The next track, 'You Will Know My Name,' has a soft opening and reminds the listener that although Arch Enemy are classified as death metal their sound can be quite melodic as well. The instrumental 'Graveyard Dreams' is a slow, building tune that takes you out of the darkness for just a moment before tossing you back in with the next song, 'Stolen Life.' At just under three minutes, this is the shortest and only song the on the album to experiment briefly with digital voice modification. Next up is my favorite track, 'Time is Black,' a sweeping, keyboard driven song that is orchestral and with a solid, headbanging beat and classic Amott brother solos. The catchy 'On and On' has a cool chorus that you can't help but sing along with; a perfect song to perform live. 'Avalanche' is an anthem of sorts with a creepy opening and the album's cleanest lyrical performance by White – Gluz. The next to last track, 'Down to Nothing,' is the least memorable, and the album ends with another instrumental track, 'Not Long for This World,' whose composition is excellent, as it gives the distinct feeling that you have witnessed a hero prevail over his enemies, but at a terrible cost. On the digital and enhanced versions of the album there is a bonus cover track of Mike Oldfield's (composer of Tubular Bells aka The Exorcist theme) 'Shadow on the Wall,' and although it is a little different from the usual guitar work of Arch Enemy, White – Gluz's haunting vocals round out a decent performance and I actually wish I could hear the Amott brothers experiment a little more with their sound as they do with this cover.

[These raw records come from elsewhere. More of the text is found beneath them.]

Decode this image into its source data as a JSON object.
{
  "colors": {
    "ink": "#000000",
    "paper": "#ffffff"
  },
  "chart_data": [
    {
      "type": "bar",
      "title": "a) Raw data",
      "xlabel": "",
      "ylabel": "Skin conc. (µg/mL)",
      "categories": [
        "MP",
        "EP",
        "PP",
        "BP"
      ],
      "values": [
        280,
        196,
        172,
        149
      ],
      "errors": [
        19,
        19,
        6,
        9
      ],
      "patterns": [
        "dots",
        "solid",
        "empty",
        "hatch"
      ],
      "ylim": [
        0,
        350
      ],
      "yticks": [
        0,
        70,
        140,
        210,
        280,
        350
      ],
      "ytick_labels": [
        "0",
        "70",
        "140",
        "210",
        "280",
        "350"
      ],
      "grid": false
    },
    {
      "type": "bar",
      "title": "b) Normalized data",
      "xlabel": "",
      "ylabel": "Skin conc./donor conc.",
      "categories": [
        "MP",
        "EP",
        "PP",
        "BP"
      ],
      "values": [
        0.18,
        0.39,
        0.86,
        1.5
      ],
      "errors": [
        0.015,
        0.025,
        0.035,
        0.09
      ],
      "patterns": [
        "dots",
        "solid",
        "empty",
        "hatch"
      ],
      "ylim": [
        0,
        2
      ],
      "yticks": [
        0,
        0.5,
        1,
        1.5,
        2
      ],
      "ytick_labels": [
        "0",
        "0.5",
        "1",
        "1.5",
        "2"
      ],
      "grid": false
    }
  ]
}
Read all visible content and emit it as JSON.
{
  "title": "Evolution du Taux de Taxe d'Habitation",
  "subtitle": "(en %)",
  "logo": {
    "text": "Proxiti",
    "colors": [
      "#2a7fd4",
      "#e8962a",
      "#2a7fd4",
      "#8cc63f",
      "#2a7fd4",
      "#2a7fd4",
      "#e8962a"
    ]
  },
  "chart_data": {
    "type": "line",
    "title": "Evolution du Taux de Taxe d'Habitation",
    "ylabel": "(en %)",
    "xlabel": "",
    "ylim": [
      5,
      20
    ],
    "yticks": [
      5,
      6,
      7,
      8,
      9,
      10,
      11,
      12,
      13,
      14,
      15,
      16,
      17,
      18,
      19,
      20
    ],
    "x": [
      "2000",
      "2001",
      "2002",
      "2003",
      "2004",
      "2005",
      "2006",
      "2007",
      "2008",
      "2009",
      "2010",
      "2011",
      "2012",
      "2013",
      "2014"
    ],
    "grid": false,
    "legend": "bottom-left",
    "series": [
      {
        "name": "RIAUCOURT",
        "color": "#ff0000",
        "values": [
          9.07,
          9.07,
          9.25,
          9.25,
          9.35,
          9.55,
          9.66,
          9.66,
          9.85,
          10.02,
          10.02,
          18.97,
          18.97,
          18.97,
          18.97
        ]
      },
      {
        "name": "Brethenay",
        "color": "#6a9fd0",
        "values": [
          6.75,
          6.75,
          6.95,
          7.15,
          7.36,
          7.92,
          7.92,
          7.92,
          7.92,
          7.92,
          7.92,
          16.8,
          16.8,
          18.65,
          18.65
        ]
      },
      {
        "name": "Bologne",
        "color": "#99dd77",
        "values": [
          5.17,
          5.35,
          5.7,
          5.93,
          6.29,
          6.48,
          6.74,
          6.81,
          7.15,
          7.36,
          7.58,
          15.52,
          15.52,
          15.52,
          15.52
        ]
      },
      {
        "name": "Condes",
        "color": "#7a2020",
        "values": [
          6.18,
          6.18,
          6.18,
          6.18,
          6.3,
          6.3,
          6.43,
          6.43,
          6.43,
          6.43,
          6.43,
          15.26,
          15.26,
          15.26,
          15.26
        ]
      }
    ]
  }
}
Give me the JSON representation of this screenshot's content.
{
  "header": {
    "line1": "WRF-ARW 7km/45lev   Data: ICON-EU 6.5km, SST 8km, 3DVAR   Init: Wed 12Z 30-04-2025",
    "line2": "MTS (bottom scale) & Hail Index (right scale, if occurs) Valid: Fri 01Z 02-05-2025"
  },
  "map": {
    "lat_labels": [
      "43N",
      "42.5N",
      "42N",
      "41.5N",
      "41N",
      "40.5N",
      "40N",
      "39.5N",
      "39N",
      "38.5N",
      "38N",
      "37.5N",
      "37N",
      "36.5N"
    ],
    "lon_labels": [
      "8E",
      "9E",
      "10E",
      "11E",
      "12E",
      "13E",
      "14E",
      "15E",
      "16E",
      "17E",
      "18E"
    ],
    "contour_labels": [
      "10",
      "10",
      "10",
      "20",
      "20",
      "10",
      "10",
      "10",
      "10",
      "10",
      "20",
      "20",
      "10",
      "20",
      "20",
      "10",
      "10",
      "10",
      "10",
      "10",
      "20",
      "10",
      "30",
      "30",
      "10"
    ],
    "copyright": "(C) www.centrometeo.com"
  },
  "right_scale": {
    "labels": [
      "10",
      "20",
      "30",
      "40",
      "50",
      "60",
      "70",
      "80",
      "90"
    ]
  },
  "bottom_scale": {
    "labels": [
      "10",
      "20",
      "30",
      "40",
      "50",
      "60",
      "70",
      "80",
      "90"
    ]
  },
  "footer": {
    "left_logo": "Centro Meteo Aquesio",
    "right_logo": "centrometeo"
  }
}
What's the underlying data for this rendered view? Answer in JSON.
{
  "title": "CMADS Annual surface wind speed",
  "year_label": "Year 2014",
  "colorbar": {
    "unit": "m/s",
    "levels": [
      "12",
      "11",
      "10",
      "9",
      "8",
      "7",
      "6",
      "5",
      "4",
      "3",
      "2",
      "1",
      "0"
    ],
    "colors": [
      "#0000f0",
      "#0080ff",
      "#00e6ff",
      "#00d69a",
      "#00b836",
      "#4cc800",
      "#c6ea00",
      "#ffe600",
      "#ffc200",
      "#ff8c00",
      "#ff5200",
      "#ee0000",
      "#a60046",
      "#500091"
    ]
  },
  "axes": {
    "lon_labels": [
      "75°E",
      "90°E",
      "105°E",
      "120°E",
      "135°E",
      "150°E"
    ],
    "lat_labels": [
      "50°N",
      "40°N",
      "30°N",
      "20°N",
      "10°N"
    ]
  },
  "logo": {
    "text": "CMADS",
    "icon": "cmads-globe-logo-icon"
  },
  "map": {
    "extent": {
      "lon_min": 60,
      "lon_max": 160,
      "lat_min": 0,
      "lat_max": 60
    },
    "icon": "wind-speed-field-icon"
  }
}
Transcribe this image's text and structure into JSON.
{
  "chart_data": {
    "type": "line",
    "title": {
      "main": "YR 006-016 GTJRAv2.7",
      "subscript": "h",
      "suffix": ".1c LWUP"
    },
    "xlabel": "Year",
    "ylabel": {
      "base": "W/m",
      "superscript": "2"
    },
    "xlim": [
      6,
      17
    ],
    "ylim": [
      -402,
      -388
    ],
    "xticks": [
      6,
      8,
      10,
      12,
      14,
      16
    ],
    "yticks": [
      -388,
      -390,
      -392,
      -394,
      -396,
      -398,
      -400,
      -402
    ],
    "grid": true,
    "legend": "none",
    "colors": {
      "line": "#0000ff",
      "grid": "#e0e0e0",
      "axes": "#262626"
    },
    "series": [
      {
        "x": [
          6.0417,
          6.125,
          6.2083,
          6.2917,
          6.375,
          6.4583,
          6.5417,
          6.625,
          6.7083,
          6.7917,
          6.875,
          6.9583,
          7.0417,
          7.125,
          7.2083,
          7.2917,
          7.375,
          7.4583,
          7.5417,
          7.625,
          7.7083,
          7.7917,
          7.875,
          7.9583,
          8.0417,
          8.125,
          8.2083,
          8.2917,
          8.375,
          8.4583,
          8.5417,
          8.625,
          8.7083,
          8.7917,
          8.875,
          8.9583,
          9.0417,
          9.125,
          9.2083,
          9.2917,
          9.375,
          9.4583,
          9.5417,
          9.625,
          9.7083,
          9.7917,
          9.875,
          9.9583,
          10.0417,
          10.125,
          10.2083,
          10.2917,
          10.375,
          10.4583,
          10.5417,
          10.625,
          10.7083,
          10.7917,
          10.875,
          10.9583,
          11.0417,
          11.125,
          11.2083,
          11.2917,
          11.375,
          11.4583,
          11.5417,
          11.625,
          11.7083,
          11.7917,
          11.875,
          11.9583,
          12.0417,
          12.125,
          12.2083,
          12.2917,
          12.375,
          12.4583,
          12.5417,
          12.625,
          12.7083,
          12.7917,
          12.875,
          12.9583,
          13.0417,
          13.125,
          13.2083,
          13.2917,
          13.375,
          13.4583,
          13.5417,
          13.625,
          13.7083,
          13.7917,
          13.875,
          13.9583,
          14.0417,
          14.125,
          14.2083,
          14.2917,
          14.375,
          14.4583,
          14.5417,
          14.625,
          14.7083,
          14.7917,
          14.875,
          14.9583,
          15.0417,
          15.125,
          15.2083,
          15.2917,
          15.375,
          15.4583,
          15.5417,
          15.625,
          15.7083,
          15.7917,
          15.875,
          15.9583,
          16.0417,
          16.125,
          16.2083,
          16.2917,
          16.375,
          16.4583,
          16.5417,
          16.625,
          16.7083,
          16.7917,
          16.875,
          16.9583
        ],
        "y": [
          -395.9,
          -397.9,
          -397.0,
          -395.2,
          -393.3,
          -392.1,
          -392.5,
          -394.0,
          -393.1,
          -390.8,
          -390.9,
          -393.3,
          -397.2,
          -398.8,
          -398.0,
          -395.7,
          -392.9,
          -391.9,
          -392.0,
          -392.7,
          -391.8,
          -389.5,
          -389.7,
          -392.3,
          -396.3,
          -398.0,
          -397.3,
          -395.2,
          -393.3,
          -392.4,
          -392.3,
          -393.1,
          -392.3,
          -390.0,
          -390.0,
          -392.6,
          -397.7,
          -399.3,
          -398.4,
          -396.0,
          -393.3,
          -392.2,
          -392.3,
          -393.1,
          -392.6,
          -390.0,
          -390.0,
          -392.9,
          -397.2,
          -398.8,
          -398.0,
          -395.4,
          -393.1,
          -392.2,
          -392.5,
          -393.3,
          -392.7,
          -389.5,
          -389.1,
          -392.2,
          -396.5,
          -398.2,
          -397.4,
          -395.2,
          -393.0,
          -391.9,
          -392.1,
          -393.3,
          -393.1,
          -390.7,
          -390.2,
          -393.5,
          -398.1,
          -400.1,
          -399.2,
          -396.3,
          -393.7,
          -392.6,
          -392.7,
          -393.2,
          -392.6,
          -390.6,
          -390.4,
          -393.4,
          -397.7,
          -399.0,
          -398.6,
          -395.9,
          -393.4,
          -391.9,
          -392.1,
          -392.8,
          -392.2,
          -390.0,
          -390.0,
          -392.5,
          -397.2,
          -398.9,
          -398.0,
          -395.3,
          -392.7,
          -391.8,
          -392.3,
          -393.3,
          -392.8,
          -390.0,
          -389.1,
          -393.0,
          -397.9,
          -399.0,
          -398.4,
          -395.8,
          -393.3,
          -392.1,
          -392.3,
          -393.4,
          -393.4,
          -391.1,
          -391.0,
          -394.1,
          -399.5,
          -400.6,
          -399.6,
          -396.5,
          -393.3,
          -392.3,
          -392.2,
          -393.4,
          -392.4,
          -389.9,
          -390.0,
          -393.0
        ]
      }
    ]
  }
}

In time I am sure that White – Gluz's influence will work it's way into the sound of the band, but this first effort is not a terrible one, although I must say it definitely does not extend past the range of the cultivated Amott guitar work. There are brief instances when you hear the album that you may be inclined to say White – Gluz's voice is too close to Gossow's, bringing to mind a cookie cutter feel that is not wholly justified. I am and have been a big fan of Arch Enemy, and as I follow them through the ups and downs I know that I will be well rewarded for my patience. After all, this is only the first album with White – Gluz, and I am eager to see what they come up with in the future. This album is definitely worth owning, and I believe that as the years pass and White – Gluz's talents grow and evolve we will see some incredible things come from this band.